I am pleased to announce Imprintable, a new project of interviews and discussions with artists, poets, composers, educators, and other creative citizens about the work we do, where we do it, and how it shapes our symbiotic relationship to the landscape. Imprintable absorbs existing interviews from the Atlas Place and Atlas Sets projects in an effort to consolidate my interests in the art of creative conversation.

I had been wondering how to reconcile the differing missions of these previous projects, particularly after the original impetus for Atlas Sets, a celebration of my 50th birthday in 2015, became overshadowed by circumstance and a doctoral program. In 2014, I articulated my uncertainty over the future of the collaborations in the Atlas Sets series:

I see now that the real heart of Atlas Sets has never really been the recordings, the catalog, or even the impending mid-century celebration, but rather the conversations themselves, both in the moment and later in the office, transcribing the recordings into a coherent and faithful documentation of our exchange of ideas. By focusing on the conversation, I have been able to identify, articulate, and reflect on the questions important to me as a composer. What does it mean to organize sounds into structured compositions? What is my own relationship to improvisation and recording? Who, what, and where is my community?
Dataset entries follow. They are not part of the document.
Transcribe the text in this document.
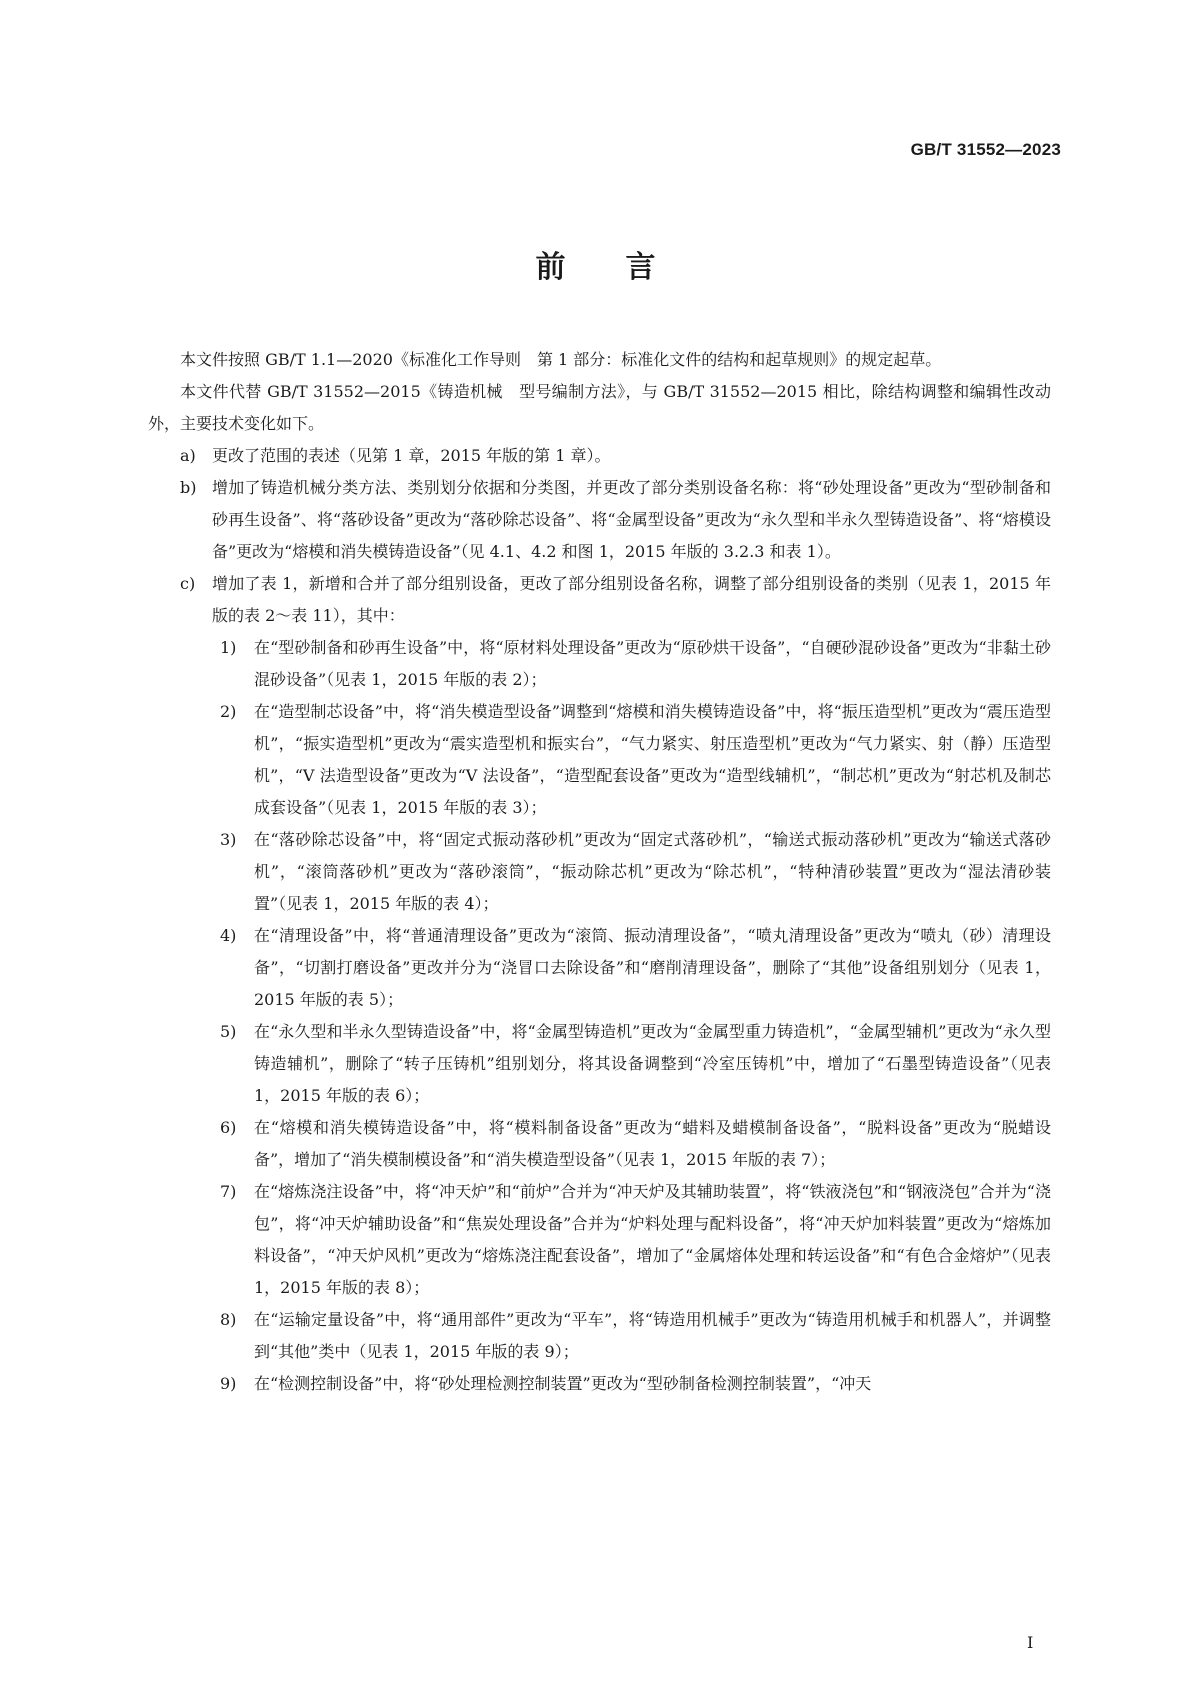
GB/T 31552—2023
前言

本文件按照 GB/T 1.1—2020《标准化工作导则　第 1 部分：标准化文件的结构和起草规则》的规定起草。

本文件代替 GB/T 31552—2015《铸造机械　型号编制方法》，与 GB/T 31552—2015 相比，除结构调整和编辑性改动外，主要技术变化如下。

a) 更改了范围的表述（见第 1 章，2015 年版的第 1 章）。
b) 增加了铸造机械分类方法、类别划分依据和分类图，并更改了部分类别设备名称：将“砂处理设备”更改为“型砂制备和砂再生设备”、将“落砂设备”更改为“落砂除芯设备”、将“金属型设备”更改为“永久型和半永久型铸造设备”、将“熔模设备”更改为“熔模和消失模铸造设备”（见 4.1、4.2 和图 1，2015 年版的 3.2.3 和表 1）。
c) 增加了表 1，新增和合并了部分组别设备，更改了部分组别设备名称，调整了部分组别设备的类别（见表 1，2015 年版的表 2～表 11），其中：
1) 在“型砂制备和砂再生设备”中，将“原材料处理设备”更改为“原砂烘干设备”，“自硬砂混砂设备”更改为“非黏土砂混砂设备”（见表 1，2015 年版的表 2）；
2) 在“造型制芯设备”中，将“消失模造型设备”调整到“熔模和消失模铸造设备”中，将“振压造型机”更改为“震压造型机”，“振实造型机”更改为“震实造型机和振实台”，“气力紧实、射压造型机”更改为“气力紧实、射（静）压造型机”，“V 法造型设备”更改为“V 法设备”，“造型配套设备”更改为“造型线辅机”，“制芯机”更改为“射芯机及制芯成套设备”（见表 1，2015 年版的表 3）；
3) 在“落砂除芯设备”中，将“固定式振动落砂机”更改为“固定式落砂机”，“输送式振动落砂机”更改为“输送式落砂机”，“滚筒落砂机”更改为“落砂滚筒”，“振动除芯机”更改为“除芯机”，“特种清砂装置”更改为“湿法清砂装置”（见表 1，2015 年版的表 4）；
4) 在“清理设备”中，将“普通清理设备”更改为“滚筒、振动清理设备”，“喷丸清理设备”更改为“喷丸（砂）清理设备”，“切割打磨设备”更改并分为“浇冒口去除设备”和“磨削清理设备”，删除了“其他”设备组别划分（见表 1，2015 年版的表 5）；
5) 在“永久型和半永久型铸造设备”中，将“金属型铸造机”更改为“金属型重力铸造机”，“金属型辅机”更改为“永久型铸造辅机”，删除了“转子压铸机”组别划分，将其设备调整到“冷室压铸机”中，增加了“石墨型铸造设备”（见表 1，2015 年版的表 6）；
6) 在“熔模和消失模铸造设备”中，将“模料制备设备”更改为“蜡料及蜡模制备设备”，“脱料设备”更改为“脱蜡设备”，增加了“消失模制模设备”和“消失模造型设备”（见表 1，2015 年版的表 7）；
7) 在“熔炼浇注设备”中，将“冲天炉”和“前炉”合并为“冲天炉及其辅助装置”，将“铁液浇包”和“钢液浇包”合并为“浇包”，将“冲天炉辅助设备”和“焦炭处理设备”合并为“炉料处理与配料设备”，将“冲天炉加料装置”更改为“熔炼加料设备”，“冲天炉风机”更改为“熔炼浇注配套设备”，增加了“金属熔体处理和转运设备”和“有色合金熔炉”（见表 1，2015 年版的表 8）；
8) 在“运输定量设备”中，将“通用部件”更改为“平车”，将“铸造用机械手”更改为“铸造用机械手和机器人”，并调整到“其他”类中（见表 1，2015 年版的表 9）；
9) 在“检测控制设备”中，将“砂处理检测控制装置”更改为“型砂制备检测控制装置”，“冲天
I
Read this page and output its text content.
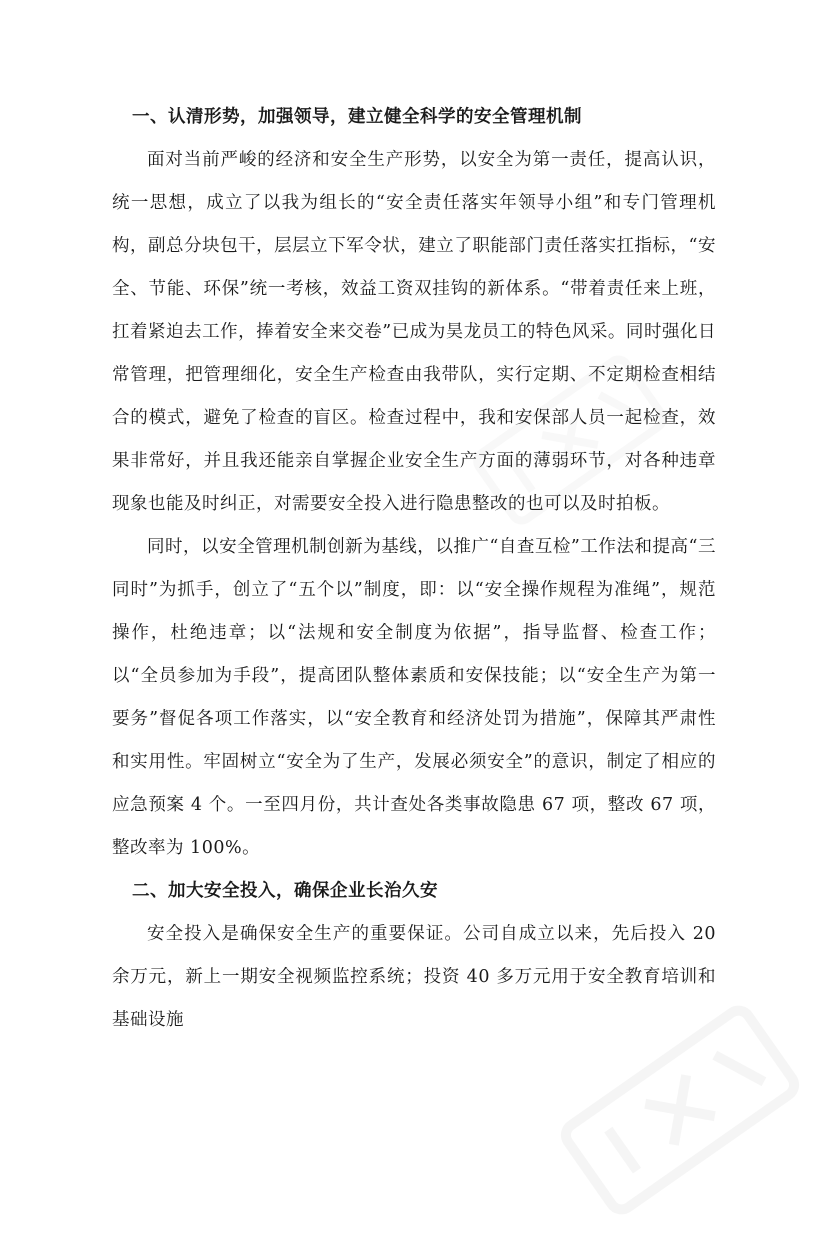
一、认清形势，加强领导，建立健全科学的安全管理机制

面对当前严峻的经济和安全生产形势，以安全为第一责任，提高认识，统一思想，成立了以我为组长的“安全责任落实年领导小组”和专门管理机构，副总分块包干，层层立下军令状，建立了职能部门责任落实扛指标，“安全、节能、环保”统一考核，效益工资双挂钩的新体系。“带着责任来上班，扛着紧迫去工作，捧着安全来交卷”已成为昊龙员工的特色风采。同时强化日常管理，把管理细化，安全生产检查由我带队，实行定期、不定期检查相结合的模式，避免了检查的盲区。检查过程中，我和安保部人员一起检查，效果非常好，并且我还能亲自掌握企业安全生产方面的薄弱环节，对各种违章现象也能及时纠正，对需要安全投入进行隐患整改的也可以及时拍板。

同时，以安全管理机制创新为基线，以推广“自查互检”工作法和提高“三同时”为抓手，创立了“五个以”制度，即：以“安全操作规程为准绳”，规范操作，杜绝违章；以“法规和安全制度为依据”，指导监督、检查工作；以“全员参加为手段”，提高团队整体素质和安保技能；以“安全生产为第一要务”督促各项工作落实，以“安全教育和经济处罚为措施”，保障其严肃性和实用性。牢固树立“安全为了生产，发展必须安全”的意识，制定了相应的应急预案 4 个。一至四月份，共计查处各类事故隐患 67 项，整改 67 项，整改率为 100%。

二、加大安全投入，确保企业长治久安

安全投入是确保安全生产的重要保证。公司自成立以来，先后投入 20 余万元，新上一期安全视频监控系统；投资 40 多万元用于安全教育培训和基础设施
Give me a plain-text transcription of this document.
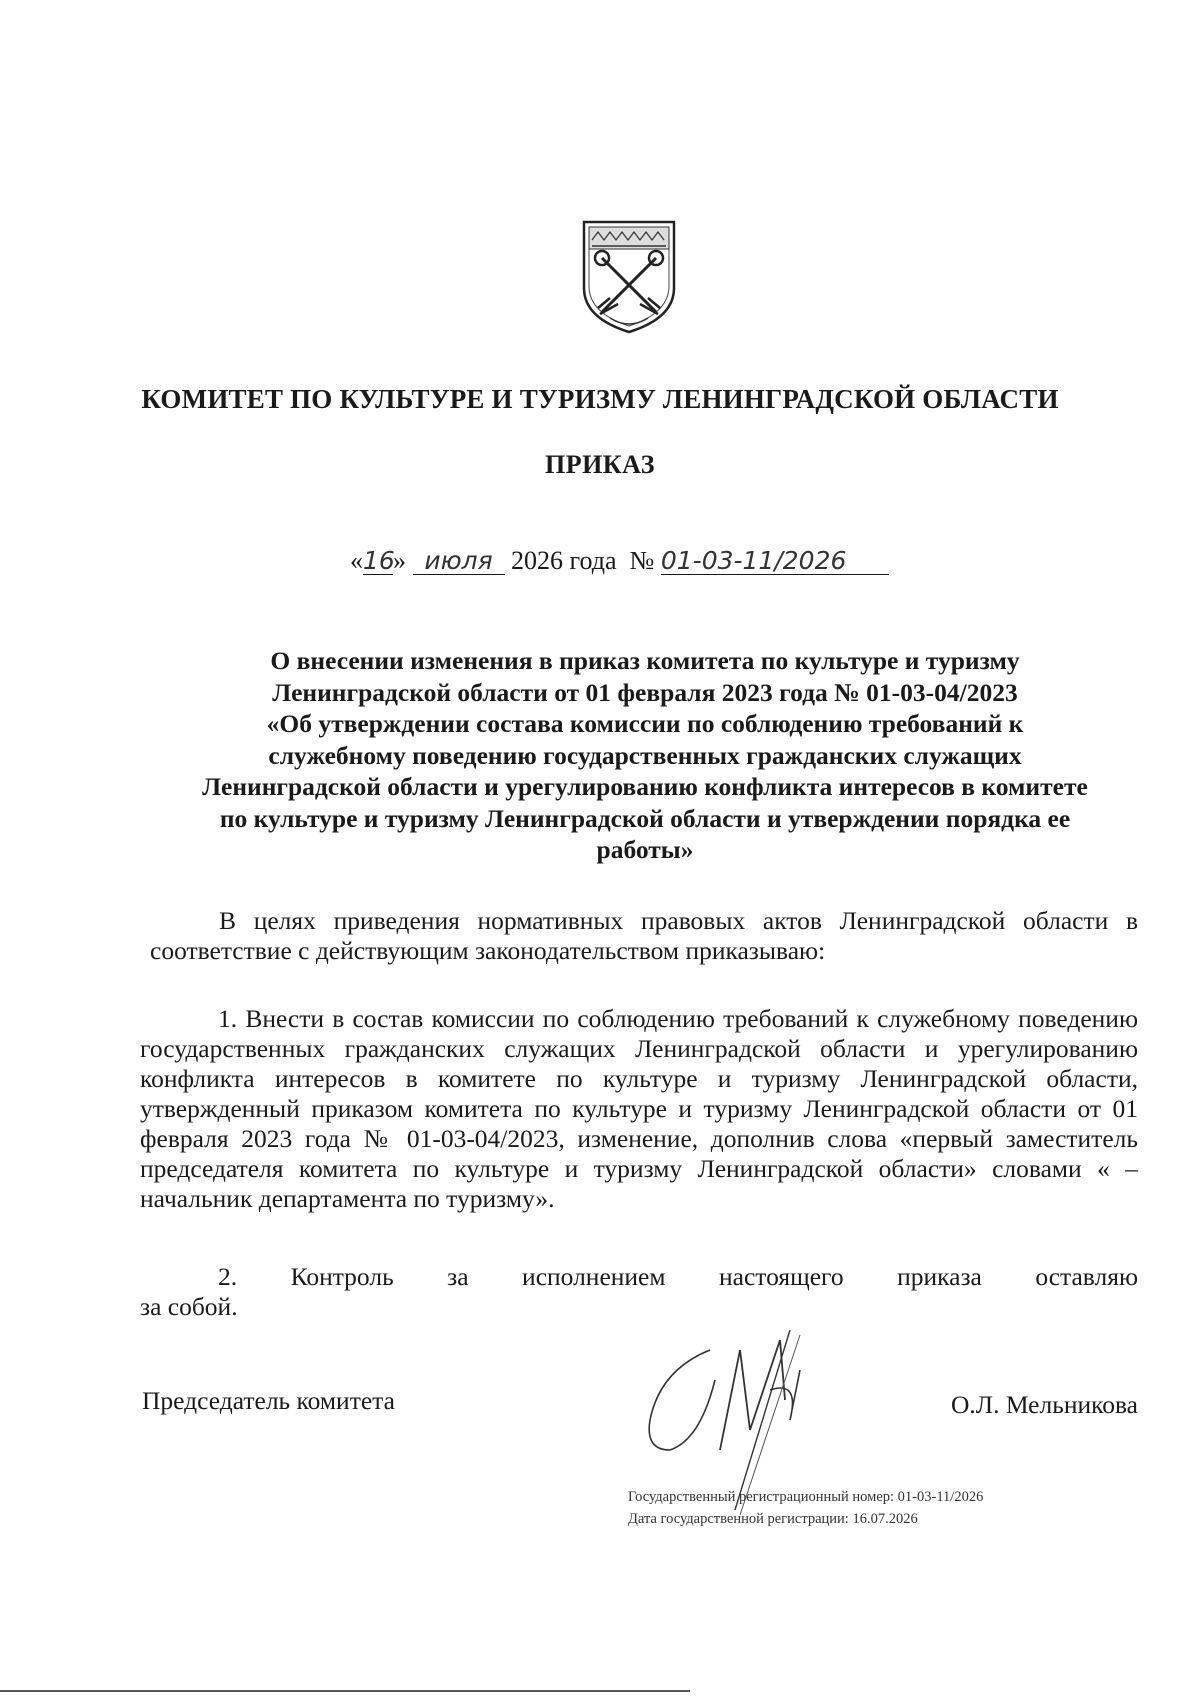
КОМИТЕТ ПО КУЛЬТУРЕ И ТУРИЗМУ ЛЕНИНГРАДСКОЙ ОБЛАСТИ
ПРИКАЗ
«16» июля 2026 года № 01-03-11/2026
О внесении изменения в приказ комитета по культуре и туризму
Ленинградской области от 01 февраля 2023 года № 01-03-04/2023
«Об утверждении состава комиссии по соблюдению требований к
служебному поведению государственных гражданских служащих
Ленинградской области и урегулированию конфликта интересов в комитете
по культуре и туризму Ленинградской области и утверждении порядка ее
работы»
В целях приведения нормативных правовых актов Ленинградской области в соответствие с действующим законодательством приказываю:
1. Внести в состав комиссии по соблюдению требований к служебному поведению государственных гражданских служащих Ленинградской области и урегулированию конфликта интересов в комитете по культуре и туризму Ленинградской области, утвержденный приказом комитета по культуре и туризму Ленинградской области от 01 февраля 2023 года № 01-03-04/2023, изменение, дополнив слова «первый заместитель председателя комитета по культуре и туризму Ленинградской области» словами « – начальник департамента по туризму».
2. Контроль за исполнением настоящего приказа оставляю
за собой.
Председатель комитета	О.Л. Мельникова
Государственный регистрационный номер: 01-03-11/2026
Дата государственной регистрации: 16.07.2026
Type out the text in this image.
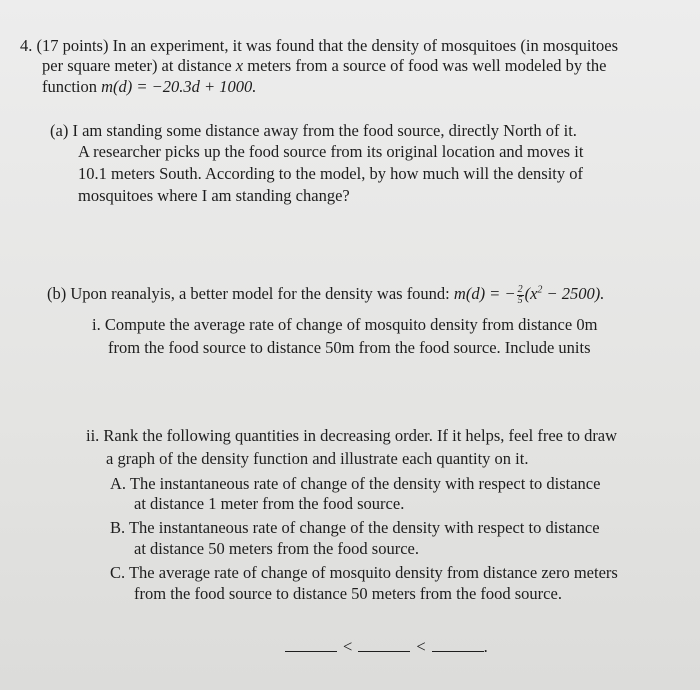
4. (17 points) In an experiment, it was found that the density of mosquitoes (in mosquitoes
per square meter) at distance x meters from a source of food was well modeled by the
function m(d) = −20.3d + 1000.
(a) I am standing some distance away from the food source, directly North of it.
A researcher picks up the food source from its original location and moves it
10.1 meters South. According to the model, by how much will the density of
mosquitoes where I am standing change?
(b) Upon reanalyis, a better model for the density was found: m(d) = − $\frac{2}{5} (x^2 - 2500)$.
i. Compute the average rate of change of mosquito density from distance 0m
from the food source to distance 50m from the food source. Include units
ii. Rank the following quantities in decreasing order. If it helps, feel free to draw
a graph of the density function and illustrate each quantity on it.
A. The instantaneous rate of change of the density with respect to distance
at distance 1 meter from the food source.
B. The instantaneous rate of change of the density with respect to distance
at distance 50 meters from the food source.
C. The average rate of change of mosquito density from distance zero meters
from the food source to distance 50 meters from the food source.
<	<	.
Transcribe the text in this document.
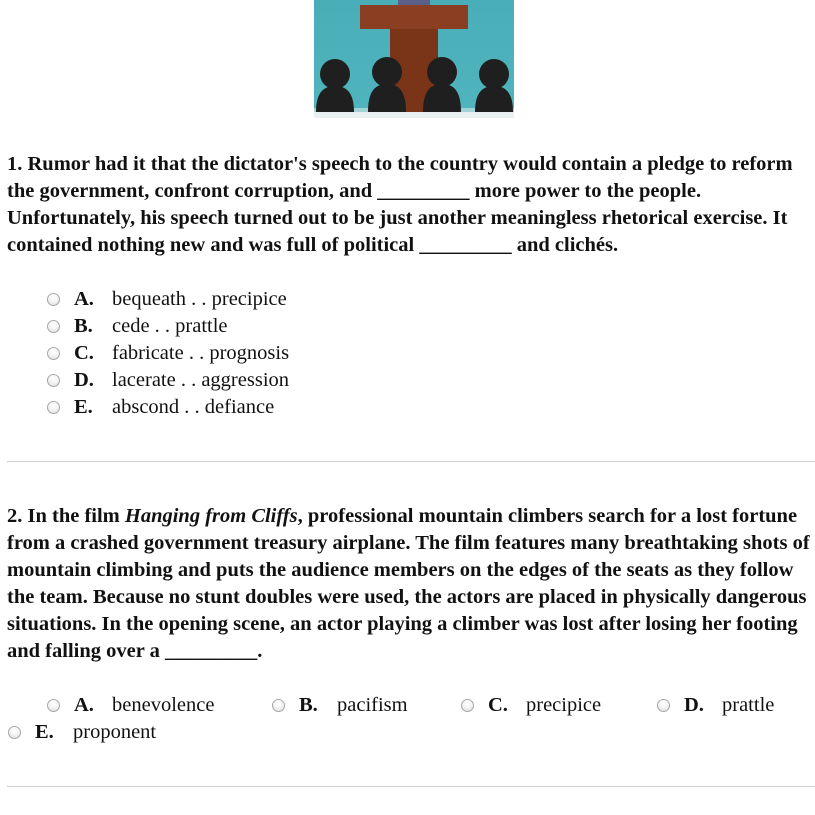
1. Rumor had it that the dictator's speech to the country would contain a pledge to reform the government, confront corruption, and _________ more power to the people. Unfortunately, his speech turned out to be just another meaningless rhetorical exercise. It contained nothing new and was full of political _________ and clichés.
A. bequeath . . precipice
B. cede . . prattle
C. fabricate . . prognosis
D. lacerate . . aggression
E. abscond . . defiance
2. In the film Hanging from Cliffs, professional mountain climbers search for a lost fortune from a crashed government treasury airplane. The film features many breathtaking shots of mountain climbing and puts the audience members on the edges of the seats as they follow the team. Because no stunt doubles were used, the actors are placed in physically dangerous situations. In the opening scene, an actor playing a climber was lost after losing her footing and falling over a _________.
A. benevolence	B. pacifism	C. precipice	D. prattle
E. proponent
My reconsideration of both interview projects gained new relevance when I heard of the recent passing of poet and editor Halvard Johnson, a supporter of my own work. Here is what I wrote in early 2014 when I launched Atlas Place:

Halvard Johnson invited me to guest edit one of his poetry blogs, Truck, during the month of May, 2014. After announcing a Call for Works, I received a note from Canadian artist Marlene Creates, with links to her recent work involving in situ poetry readings in the boreal forest where she lives in Newfoundland. We agreed to conduct a brief interview for Truck to introduce Marlene’s work, and the resulting exchange blossomed into a lengthy discussion about place, environmental stewardship, documentary practice, and artistic mapping. Realizing that I had tapped into a much richer vein than anticipated, I created Atlas Place as a means of honoring the open-ended nature of my conversation with Marlene, knowing that I could extend this format to any number of artists, poets, composers, educators, and other creative thinkers.

So, here is the start of a map, a collection of conversations and investigations into the vagaries of place and what it means to those of us who have dedicated our lives to better understanding why we live and work where we do, what impact these places have on our work, and what marks we, in turn, leave on the places we inhabit.

Imprintable will hopefully prove a more pliant infrastructure for documenting my conversations with artists and educators about their work, how their practice is rooted in a place, and how the landscape is shaped in turn by their presence.